The Power of Filters

I love a good filter, whether it’s doing something fancy like extending your exposure or serving a purpose like a UV filter to protect the front element of your lens.  One of my particular favourite filters is a Circular Polar.  They serve a whole range of purposes which include helping to remove a shine from a surface like a glass cabinet (below) or to help pull some definition out in your landscape photographs.

The particular example, below, is from a recent and ongoing project photographing clouds but that’s a whole other series of posts.

You can buy ‘Polarising’ filters which serve the purpose of a Circular Polar filter when fully applied however I feel that the Circular variety allow for a lot more flexibility.  The image on the left of the above pair is an example of a Circular Polar filter being rotated to a position where it is not serving a purpose.  The clouds are softened and the blue of the sky is dulled slightly.
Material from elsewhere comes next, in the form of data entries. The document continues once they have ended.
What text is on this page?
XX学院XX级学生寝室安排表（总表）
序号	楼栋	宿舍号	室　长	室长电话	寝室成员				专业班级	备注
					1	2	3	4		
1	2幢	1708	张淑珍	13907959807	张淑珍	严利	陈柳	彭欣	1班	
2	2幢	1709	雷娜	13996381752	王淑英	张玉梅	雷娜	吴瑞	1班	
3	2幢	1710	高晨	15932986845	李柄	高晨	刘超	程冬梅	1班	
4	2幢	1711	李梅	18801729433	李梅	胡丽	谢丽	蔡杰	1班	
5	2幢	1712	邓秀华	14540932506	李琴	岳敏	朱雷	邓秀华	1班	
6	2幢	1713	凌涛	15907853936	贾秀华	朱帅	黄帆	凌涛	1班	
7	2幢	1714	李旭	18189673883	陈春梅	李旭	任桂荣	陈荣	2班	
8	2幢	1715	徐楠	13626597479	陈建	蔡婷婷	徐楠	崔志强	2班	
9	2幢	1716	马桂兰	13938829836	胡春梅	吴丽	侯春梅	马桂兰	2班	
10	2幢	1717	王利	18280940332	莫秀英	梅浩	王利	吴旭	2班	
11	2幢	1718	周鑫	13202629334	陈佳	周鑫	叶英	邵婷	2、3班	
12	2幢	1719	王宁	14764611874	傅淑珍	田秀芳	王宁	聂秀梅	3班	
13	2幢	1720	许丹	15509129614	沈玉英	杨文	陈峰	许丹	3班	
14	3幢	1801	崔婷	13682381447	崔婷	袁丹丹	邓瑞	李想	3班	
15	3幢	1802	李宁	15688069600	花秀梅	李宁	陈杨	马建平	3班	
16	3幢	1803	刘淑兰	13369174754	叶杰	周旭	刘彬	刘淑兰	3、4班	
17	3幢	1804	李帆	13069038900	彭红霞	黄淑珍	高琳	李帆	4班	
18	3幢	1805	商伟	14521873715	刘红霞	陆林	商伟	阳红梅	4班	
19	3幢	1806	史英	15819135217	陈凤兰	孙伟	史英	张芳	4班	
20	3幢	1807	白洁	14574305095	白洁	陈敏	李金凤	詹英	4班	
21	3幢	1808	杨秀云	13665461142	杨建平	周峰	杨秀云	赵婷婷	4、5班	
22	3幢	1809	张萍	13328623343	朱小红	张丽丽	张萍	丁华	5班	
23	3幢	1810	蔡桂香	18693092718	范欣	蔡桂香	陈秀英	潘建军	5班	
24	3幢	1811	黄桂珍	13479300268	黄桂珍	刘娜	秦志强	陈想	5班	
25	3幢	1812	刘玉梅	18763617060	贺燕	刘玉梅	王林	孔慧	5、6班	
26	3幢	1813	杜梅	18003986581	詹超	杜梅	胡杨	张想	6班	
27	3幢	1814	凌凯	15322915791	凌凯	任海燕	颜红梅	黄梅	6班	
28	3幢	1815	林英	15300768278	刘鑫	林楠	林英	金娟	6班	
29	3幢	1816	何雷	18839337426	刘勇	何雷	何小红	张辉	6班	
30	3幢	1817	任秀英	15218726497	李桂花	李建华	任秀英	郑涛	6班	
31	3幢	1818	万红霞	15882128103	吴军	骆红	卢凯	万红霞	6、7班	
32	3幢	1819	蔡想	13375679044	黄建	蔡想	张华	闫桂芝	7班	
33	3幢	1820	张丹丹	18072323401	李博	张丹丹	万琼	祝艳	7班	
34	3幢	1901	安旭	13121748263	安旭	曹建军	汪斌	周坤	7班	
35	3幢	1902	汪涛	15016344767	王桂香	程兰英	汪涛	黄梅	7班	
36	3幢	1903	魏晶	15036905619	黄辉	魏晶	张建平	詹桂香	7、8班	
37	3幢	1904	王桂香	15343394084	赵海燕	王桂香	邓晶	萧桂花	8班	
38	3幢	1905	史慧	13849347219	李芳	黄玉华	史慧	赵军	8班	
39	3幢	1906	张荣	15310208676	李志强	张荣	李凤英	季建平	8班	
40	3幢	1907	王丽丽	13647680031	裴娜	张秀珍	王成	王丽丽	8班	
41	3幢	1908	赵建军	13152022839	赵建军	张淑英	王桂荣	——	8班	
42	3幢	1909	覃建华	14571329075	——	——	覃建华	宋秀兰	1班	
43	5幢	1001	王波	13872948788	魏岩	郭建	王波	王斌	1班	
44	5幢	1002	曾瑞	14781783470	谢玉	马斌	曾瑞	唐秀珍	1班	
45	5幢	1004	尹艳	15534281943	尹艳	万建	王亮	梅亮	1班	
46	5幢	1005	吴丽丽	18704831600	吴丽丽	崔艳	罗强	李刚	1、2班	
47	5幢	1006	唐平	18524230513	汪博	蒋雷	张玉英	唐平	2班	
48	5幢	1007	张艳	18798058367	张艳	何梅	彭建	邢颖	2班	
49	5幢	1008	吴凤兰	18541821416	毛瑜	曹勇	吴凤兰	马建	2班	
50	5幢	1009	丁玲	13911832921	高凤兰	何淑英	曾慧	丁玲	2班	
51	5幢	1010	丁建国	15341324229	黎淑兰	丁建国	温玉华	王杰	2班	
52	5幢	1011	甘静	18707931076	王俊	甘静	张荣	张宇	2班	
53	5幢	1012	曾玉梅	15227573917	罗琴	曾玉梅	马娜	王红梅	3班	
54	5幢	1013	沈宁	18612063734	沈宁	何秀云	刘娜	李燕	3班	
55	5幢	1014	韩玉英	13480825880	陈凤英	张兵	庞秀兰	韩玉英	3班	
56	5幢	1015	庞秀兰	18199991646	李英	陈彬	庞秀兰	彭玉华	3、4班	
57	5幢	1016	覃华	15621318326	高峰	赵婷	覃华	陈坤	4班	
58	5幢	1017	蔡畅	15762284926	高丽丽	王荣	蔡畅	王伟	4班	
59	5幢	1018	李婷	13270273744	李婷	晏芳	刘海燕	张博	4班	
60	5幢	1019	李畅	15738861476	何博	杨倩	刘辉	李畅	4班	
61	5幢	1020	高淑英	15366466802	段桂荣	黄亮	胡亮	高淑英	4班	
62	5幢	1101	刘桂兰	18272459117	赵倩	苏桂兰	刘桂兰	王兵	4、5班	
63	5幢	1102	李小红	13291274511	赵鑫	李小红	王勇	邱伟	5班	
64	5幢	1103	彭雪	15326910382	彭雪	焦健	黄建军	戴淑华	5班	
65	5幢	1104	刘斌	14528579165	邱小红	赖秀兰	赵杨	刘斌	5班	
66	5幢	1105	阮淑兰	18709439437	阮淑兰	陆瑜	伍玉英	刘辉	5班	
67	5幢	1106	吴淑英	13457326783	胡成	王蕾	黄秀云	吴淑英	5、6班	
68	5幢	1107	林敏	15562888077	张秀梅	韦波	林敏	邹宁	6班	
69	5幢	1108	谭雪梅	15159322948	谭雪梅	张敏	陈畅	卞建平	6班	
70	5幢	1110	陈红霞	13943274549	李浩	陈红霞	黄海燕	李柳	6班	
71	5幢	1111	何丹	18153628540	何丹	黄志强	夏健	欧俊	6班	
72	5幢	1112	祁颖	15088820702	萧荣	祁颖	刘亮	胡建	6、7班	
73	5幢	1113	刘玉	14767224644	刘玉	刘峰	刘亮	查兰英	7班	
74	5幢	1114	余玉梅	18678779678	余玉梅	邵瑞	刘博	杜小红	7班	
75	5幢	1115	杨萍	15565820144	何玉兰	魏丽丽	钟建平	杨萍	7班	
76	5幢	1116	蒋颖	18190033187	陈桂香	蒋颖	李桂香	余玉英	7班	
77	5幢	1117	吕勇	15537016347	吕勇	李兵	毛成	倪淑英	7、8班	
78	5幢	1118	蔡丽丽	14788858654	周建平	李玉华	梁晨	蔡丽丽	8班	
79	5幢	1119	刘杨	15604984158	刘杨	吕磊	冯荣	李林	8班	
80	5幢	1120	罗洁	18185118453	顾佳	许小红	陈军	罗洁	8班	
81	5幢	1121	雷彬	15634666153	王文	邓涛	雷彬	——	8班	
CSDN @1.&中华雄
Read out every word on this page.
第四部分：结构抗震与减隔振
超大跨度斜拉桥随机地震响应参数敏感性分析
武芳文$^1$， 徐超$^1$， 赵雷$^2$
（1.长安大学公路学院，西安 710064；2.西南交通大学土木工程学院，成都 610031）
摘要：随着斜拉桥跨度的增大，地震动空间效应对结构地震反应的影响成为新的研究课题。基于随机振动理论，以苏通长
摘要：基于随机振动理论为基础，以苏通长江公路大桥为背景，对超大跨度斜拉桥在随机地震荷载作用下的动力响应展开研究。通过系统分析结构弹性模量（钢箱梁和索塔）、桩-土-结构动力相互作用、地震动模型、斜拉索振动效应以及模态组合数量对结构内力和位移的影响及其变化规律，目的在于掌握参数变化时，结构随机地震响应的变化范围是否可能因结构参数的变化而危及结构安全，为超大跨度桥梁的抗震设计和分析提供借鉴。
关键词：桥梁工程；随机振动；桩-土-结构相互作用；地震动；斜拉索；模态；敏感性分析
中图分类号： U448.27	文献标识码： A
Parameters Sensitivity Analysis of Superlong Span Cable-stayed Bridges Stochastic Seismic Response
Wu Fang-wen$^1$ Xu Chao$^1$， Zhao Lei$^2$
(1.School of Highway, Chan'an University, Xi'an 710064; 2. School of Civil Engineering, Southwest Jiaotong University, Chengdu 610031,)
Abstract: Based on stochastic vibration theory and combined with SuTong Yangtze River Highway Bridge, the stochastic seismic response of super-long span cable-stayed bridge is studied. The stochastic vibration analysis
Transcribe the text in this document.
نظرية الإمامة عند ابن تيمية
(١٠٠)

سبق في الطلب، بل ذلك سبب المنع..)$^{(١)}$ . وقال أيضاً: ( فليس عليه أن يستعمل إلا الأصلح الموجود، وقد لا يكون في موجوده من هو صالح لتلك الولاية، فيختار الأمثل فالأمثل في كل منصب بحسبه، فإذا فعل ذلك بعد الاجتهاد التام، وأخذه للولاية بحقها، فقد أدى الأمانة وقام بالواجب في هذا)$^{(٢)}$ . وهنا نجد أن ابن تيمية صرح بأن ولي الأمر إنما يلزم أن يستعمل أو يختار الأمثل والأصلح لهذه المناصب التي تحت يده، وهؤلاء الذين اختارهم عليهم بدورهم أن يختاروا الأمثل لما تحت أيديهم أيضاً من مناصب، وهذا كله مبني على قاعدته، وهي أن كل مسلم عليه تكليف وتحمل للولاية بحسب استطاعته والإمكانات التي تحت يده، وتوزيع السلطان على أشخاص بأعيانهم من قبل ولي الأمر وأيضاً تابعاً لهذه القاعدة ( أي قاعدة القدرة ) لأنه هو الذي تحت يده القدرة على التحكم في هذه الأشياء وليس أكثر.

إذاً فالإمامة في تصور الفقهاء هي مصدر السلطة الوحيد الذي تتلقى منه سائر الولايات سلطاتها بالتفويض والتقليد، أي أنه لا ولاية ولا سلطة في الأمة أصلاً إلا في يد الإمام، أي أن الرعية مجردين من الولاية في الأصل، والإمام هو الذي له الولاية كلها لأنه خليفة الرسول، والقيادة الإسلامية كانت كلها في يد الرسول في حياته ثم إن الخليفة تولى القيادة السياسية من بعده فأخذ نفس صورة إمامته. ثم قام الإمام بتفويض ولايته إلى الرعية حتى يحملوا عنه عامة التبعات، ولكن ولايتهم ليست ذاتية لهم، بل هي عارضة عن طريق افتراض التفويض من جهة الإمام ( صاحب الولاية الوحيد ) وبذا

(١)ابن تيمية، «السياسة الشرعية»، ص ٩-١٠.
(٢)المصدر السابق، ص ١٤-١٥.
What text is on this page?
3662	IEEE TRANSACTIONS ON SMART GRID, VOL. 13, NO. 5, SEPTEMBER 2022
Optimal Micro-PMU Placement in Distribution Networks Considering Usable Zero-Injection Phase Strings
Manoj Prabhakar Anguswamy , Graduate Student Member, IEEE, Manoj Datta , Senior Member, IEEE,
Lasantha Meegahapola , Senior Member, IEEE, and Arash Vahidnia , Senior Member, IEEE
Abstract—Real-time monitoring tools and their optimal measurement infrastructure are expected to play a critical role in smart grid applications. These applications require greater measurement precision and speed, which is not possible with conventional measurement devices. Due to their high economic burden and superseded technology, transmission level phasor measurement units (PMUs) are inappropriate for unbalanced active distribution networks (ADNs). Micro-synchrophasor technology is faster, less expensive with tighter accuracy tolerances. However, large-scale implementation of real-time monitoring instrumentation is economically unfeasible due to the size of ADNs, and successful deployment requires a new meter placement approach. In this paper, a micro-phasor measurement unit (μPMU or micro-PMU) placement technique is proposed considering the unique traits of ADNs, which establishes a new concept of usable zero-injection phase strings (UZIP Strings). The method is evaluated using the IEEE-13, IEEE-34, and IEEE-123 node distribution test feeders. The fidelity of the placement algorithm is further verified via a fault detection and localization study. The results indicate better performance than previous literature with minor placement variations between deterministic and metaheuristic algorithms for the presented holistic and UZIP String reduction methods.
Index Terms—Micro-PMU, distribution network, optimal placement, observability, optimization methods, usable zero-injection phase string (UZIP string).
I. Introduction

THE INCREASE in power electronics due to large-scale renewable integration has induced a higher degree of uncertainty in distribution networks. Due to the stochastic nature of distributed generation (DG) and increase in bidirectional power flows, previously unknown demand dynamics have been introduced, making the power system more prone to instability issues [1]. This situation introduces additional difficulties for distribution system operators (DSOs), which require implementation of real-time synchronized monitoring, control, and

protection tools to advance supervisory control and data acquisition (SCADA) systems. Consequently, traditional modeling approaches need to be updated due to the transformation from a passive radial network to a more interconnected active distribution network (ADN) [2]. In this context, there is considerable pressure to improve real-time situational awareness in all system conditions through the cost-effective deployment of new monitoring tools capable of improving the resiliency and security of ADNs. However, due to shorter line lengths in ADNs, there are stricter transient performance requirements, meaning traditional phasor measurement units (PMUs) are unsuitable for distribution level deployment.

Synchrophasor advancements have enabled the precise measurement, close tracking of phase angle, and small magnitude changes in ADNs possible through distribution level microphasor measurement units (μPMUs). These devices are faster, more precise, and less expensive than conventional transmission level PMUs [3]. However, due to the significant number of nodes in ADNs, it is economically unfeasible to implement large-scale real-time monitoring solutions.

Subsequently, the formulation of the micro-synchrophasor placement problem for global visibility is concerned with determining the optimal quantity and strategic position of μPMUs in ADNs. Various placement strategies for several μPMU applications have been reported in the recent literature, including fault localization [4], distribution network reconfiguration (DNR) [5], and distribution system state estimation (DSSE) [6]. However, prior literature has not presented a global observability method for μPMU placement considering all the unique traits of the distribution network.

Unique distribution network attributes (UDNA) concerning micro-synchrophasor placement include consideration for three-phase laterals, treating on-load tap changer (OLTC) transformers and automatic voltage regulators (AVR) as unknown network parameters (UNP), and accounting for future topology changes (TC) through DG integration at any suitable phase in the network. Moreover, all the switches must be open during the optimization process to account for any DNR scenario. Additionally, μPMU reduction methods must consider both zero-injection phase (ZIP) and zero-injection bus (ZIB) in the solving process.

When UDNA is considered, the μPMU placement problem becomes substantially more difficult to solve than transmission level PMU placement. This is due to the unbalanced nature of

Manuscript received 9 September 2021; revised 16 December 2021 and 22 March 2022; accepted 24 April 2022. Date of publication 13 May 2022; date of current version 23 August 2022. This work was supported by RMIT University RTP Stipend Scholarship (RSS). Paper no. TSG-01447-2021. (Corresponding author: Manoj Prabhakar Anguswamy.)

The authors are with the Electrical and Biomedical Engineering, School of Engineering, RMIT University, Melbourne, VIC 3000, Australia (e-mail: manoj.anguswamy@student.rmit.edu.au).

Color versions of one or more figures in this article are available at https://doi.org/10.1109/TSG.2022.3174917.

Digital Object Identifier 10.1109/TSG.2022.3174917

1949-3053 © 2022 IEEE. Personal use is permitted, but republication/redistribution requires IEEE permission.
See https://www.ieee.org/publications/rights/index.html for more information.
The example on the right of the above pair shows the filter fully rotated in to position.  The clouds are more defined and the blue is a lot richer. The image ‘pops’ a lot more.  The principle of a polarising filter could be compared to wearing a pair of sunglasses.  Next time you are outside on a sunny day, try taking your sunglasses off and on repeatedly while looking at some clouds.  You’ll notice a very similar affect to what we are doing here, but why do it?

In the image below I used a Circular Polar filter to add loads more drama to the sky while shooting this wedding.  The results are superb!Watermark-48

As with many filters, the type you buy is crucial! Although cheap filters can be desirable if you’re on a tight budget, you can never replicate the capabilities that can be obtained by a more expensive ‘branded’ filter.  I use a combination of Hoya and Cokin filters.  Hoya for ‘screw-in’ filters such as UVs or Circular Polars and then the Cokin square system for Neutral Density and a whole host of others to be covered in future posts!